So focused on moving forward, I forgot how to love myself.
•Wesley• 28 years old. Today was the same as always—no, actually worse. My phone buzzed with another notification, and when I checked, it was just another rejection. The response from the company I'd applied to was the same word I'd been hearing for weeks, maybe months: "Unfortunately." You'd think I'd be numb to it by now, but somehow it just cuts deeper each time. The resume and portfolio files on my laptop were digital graveyards of all my failed attempts. At first, I put everything I had into each application. I crafted perfect cover letters and believed—really believed—that someone would finally see my worth. But the results never changed. Eventually, I stopped caring about the cover letters. The last few I sent out were half-assed copy-paste jobs. What's the point when you already know how it's going to end? On my desk sat a photo from graduation day. There I was, clutching my diploma with this massive, stupid grin. Back then, the whole world felt wide open. I was so damn proud, dreaming about this bright future where I'd actually matter. Now that guy just looks naive as hell. What was I even so confident about? Turns out hard work means jack shit. All my friends landed decent jobs or figured their lives out somehow. Watching their highlight reels on social media felt like drowning slowly. I stopped hitting them up. Didn't want their pity, and definitely didn't need to feel even more pathetic by comparison. So here I am. Alone. Today, like every other shitty day, I reached for the bottle to make it bearable. I needed something—anything—to dull this crushing feeling of being a complete failure, even if it was just temporary. By the time I'd killed half the bottle, everything started getting fuzzy around the edges. My gut was on fire, but I couldn't care less. That's when I noticed the pill bottle sitting on my desk. I popped it open and dumped the colorful pills into my palm. This was it. The only option I had left. I just wanted these nightmare days to finally be over. Staring at the pills in my hand, my heartbeat started doing this weird, slow thing. This strange calm washed over me as I let my eyes drift shut. The apartment was dead silent. That silence was nothing new, but somehow it felt like it was suffocating me even more than usual. Because there was nobody here. Nobody looking for me, nobody who gave a damn about me anymore.
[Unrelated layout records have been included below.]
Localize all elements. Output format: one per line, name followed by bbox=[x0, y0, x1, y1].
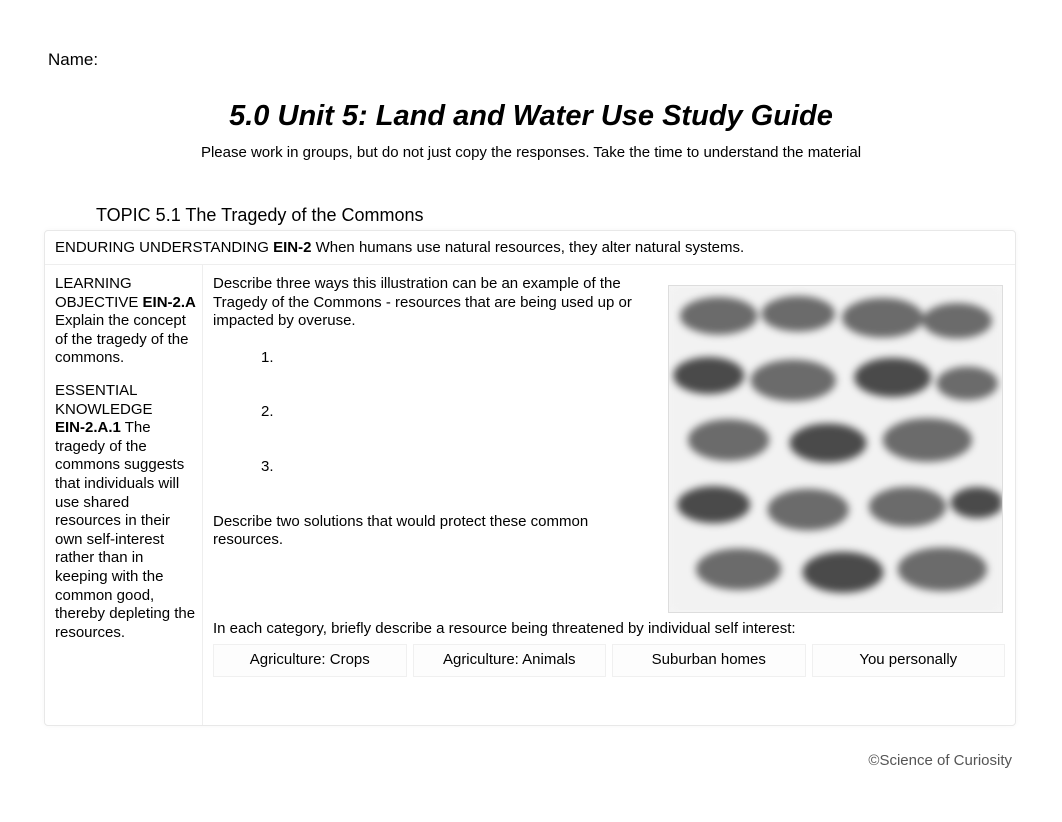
category-crops: Agriculture: Crops bbox=[213, 644, 407, 677]
lo-code: EIN-2.A bbox=[143, 294, 196, 311]
content-table: ENDURING UNDERSTANDING EIN-2 When humans… bbox=[44, 230, 1016, 726]
illustration-traffic bbox=[668, 285, 1003, 613]
enduring-prefix: ENDURING UNDERSTANDING bbox=[55, 239, 273, 256]
essential-knowledge: ESSENTIAL KNOWLEDGE EIN-2.A.1 The traged… bbox=[55, 382, 196, 642]
cars-icon bbox=[669, 286, 1002, 612]
ek-text: The tragedy of the commons suggests that… bbox=[55, 419, 195, 641]
enduring-text: When humans use natural resources, they … bbox=[311, 239, 744, 256]
topic-heading: TOPIC 5.1 The Tragedy of the Commons bbox=[96, 205, 424, 226]
ek-prefix: ESSENTIAL KNOWLEDGE bbox=[55, 382, 196, 419]
lo-prefix: LEARNING OBJECTIVE bbox=[55, 275, 143, 311]
category-personal: You personally bbox=[812, 644, 1006, 677]
left-column: LEARNING OBJECTIVE EIN-2.A Explain the c… bbox=[45, 265, 203, 725]
prompt-solutions: Describe two solutions that would protec… bbox=[213, 513, 653, 550]
page-subtitle: Please work in groups, but do not just c… bbox=[0, 144, 1062, 161]
page-title: 5.0 Unit 5: Land and Water Use Study Gui… bbox=[0, 100, 1062, 133]
category-animals: Agriculture: Animals bbox=[413, 644, 607, 677]
category-row: Agriculture: Crops Agriculture: Animals … bbox=[213, 644, 1005, 677]
enduring-code: EIN-2 bbox=[273, 239, 311, 256]
prompt-three-ways: Describe three ways this illustration ca… bbox=[213, 275, 653, 331]
footer-credit: ©Science of Curiosity bbox=[868, 752, 1012, 769]
lo-text: Explain the concept of the tragedy of th… bbox=[55, 312, 188, 366]
learning-objective: LEARNING OBJECTIVE EIN-2.A Explain the c… bbox=[55, 275, 196, 368]
ek-code: EIN-2.A.1 bbox=[55, 419, 121, 436]
name-label: Name: bbox=[48, 50, 98, 70]
main-row: LEARNING OBJECTIVE EIN-2.A Explain the c… bbox=[45, 265, 1015, 725]
enduring-row: ENDURING UNDERSTANDING EIN-2 When humans… bbox=[45, 231, 1015, 265]
right-column: Describe three ways this illustration ca… bbox=[203, 265, 1015, 725]
prompt-categories: In each category, briefly describe a res… bbox=[213, 620, 1005, 639]
category-suburban: Suburban homes bbox=[612, 644, 806, 677]
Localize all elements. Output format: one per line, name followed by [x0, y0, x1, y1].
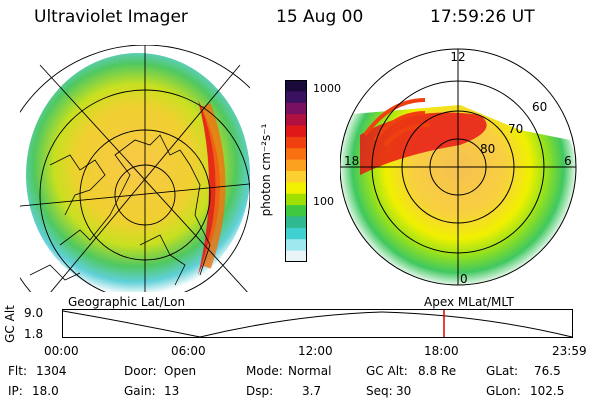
intensity-colorbar: [285, 80, 307, 262]
gcalt-value: 8.8 Re: [418, 364, 457, 378]
magnetic-polar-plot: 12 18 6 0 60 70 80: [340, 48, 577, 286]
right-map-caption: Apex MLat/MLT: [424, 295, 514, 309]
mode-label: Mode:: [246, 364, 283, 378]
observation-date: 15 Aug 00: [276, 7, 364, 27]
xtick-0000: 00:00: [44, 344, 79, 358]
colorbar-segment: [285, 102, 307, 115]
colorbar-segment: [285, 205, 307, 218]
coastlines: [29, 134, 211, 286]
mlat-label-70: 70: [508, 122, 523, 136]
mlt-label-12: 12: [450, 50, 465, 64]
colorbar-unit-text: photon cm⁻²s⁻¹: [259, 123, 273, 217]
auroral-oval-peak: [360, 112, 487, 175]
mlat-label-80: 80: [480, 142, 495, 156]
colorbar-segment: [285, 80, 307, 92]
altitude-ytick-1.8: 1.8: [24, 327, 44, 341]
colorbar-segment: [285, 182, 307, 195]
glon-value: 102.5: [530, 384, 565, 398]
mlt-label-0: 0: [460, 272, 468, 286]
xtick-1800: 18:00: [424, 344, 459, 358]
left-map-caption: Geographic Lat/Lon: [68, 295, 186, 309]
flt-label: Flt:: [8, 364, 27, 378]
gain-value: 13: [164, 384, 180, 398]
door-label: Door:: [124, 364, 157, 378]
xtick-0600: 06:00: [171, 344, 206, 358]
geographic-auroral-image: [20, 45, 250, 292]
colorbar-segment: [285, 216, 307, 229]
glat-label: GLat:: [486, 364, 519, 378]
observation-time: 17:59:26 UT: [430, 7, 535, 27]
xtick-2359: 23:59: [552, 344, 587, 358]
xtick-1200: 12:00: [298, 344, 333, 358]
instrument-title: Ultraviolet Imager: [34, 7, 188, 27]
mlt-label-6: 6: [564, 154, 572, 168]
gcalt-label: GC Alt:: [366, 364, 408, 378]
colorbar-segment: [285, 91, 307, 104]
mode-value: Normal: [288, 364, 332, 378]
colorbar-segment: [285, 114, 307, 127]
door-value: Open: [164, 364, 197, 378]
seq-label: Seq:: [366, 384, 393, 398]
glon-label: GLon:: [486, 384, 521, 398]
colorbar-tick-1000: 1000: [313, 82, 341, 95]
colorbar-segment: [285, 171, 307, 183]
mlat-grid: [340, 48, 577, 286]
altitude-ylabel: GC Alt: [3, 305, 17, 343]
dsp-value: 3.7: [302, 384, 322, 398]
altitude-ytick-9: 9.0: [24, 306, 44, 320]
geographic-grid: [20, 45, 250, 292]
colorbar-segment: [285, 136, 307, 149]
altitude-plot: [62, 309, 573, 338]
mlat-label-60: 60: [532, 100, 547, 114]
colorbar-segment: [285, 148, 307, 161]
colorbar-segment: [285, 193, 307, 206]
glat-value: 76.5: [534, 364, 561, 378]
altitude-ylabel-box: GC Alt: [0, 302, 20, 346]
mlt-label-18: 18: [344, 154, 359, 168]
ip-value: 18.0: [32, 384, 59, 398]
colorbar-segment: [285, 159, 307, 172]
ip-label: IP:: [8, 384, 23, 398]
colorbar-segment: [285, 125, 307, 138]
colorbar-segment: [285, 239, 307, 252]
colorbar-tick-100: 100: [313, 195, 334, 208]
colorbar-segment: [285, 227, 307, 240]
arc-features: [363, 98, 431, 147]
flt-value: 1304: [36, 364, 67, 378]
gain-label: Gain:: [124, 384, 156, 398]
colorbar-segment: [285, 250, 307, 262]
dsp-label: Dsp:: [246, 384, 274, 398]
seq-value: 30: [396, 384, 412, 398]
altitude-curve: [62, 310, 573, 338]
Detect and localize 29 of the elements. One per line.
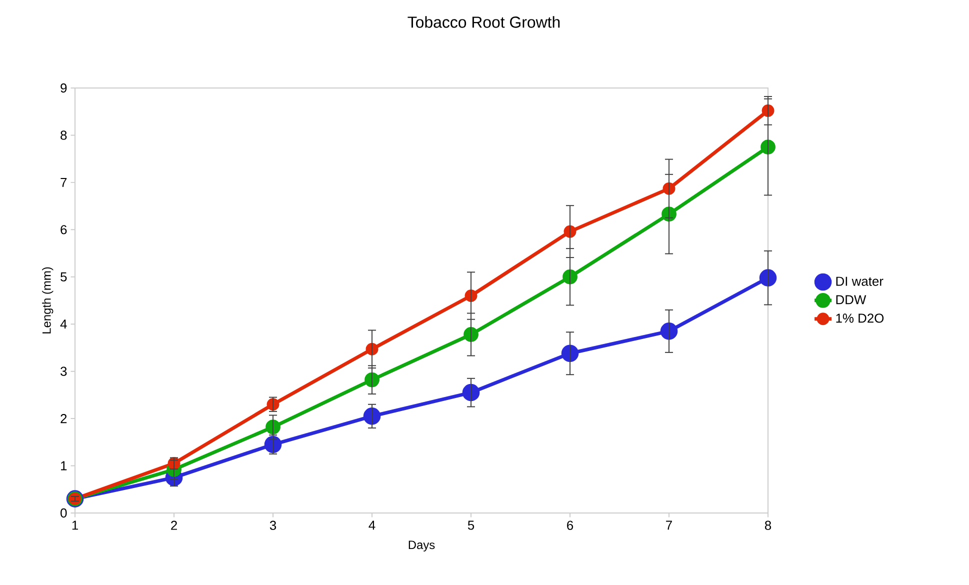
y-axis-title: Length (mm)	[42, 267, 54, 334]
x-axis-title: Days	[408, 540, 435, 552]
point	[759, 269, 777, 286]
y-tick-label: 2	[60, 414, 67, 424]
y-tick-label: 5	[60, 272, 67, 282]
x-tick-label: 7	[666, 520, 672, 530]
y-tick-label: 8	[60, 130, 67, 140]
point	[363, 408, 381, 425]
x-tick-label: 3	[270, 520, 276, 530]
y-tick-label: 9	[60, 83, 67, 93]
point	[660, 322, 678, 340]
x-tick-label: 5	[468, 520, 474, 530]
y-tick-label: 1	[61, 461, 67, 470]
x-tick-label: 6	[567, 520, 574, 530]
legend-label: DDW	[836, 295, 866, 304]
point	[462, 384, 480, 402]
x-tick-label: 2	[171, 520, 177, 530]
legend-label: DI water	[836, 276, 884, 286]
y-tick-label: 4	[60, 320, 67, 329]
x-tick-label: 4	[368, 520, 376, 530]
point	[561, 344, 579, 362]
x-tick-label: 8	[764, 520, 772, 530]
y-tick-label: 6	[60, 225, 67, 234]
y-tick-label: 7	[60, 178, 67, 187]
legend-label: 1% D2O	[836, 314, 884, 323]
y-tick-label: 3	[60, 366, 67, 376]
chart-title: Tobacco Root Growth	[408, 16, 560, 28]
y-tick-label: 0	[60, 508, 67, 518]
x-tick-label: 1	[72, 520, 78, 530]
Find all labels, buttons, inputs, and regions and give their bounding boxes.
I somehow managed to drag my drunk ass upright and stumbled toward the door. The pill bottle I'd been clutching hit the floor, pills scattering across the hardwood like confetti, but I was too wasted to give a shit. When I yanked the door open, I was hit with the most unexpectedly bright smile I'd seen in months.
Standing there was a complete stranger. This genuinely cheerful, radiant face that looked like it belonged in a different universe from mine. You said you'd just moved in next door and handed me this plate of homemade cookies. Actual homemade cookies from a neighbor? In 2024? I was so blown away I could barely form words.
Seriously? Cookies for... moving in?
The irony was almost funny. On what I'd planned to be my last day on this planet, someone shows up at my door with fucking cookies. Even though I'd already made peace with checking out, seeing you standing there just... broke something in me. All that resolve I'd built up just crumbled to pieces.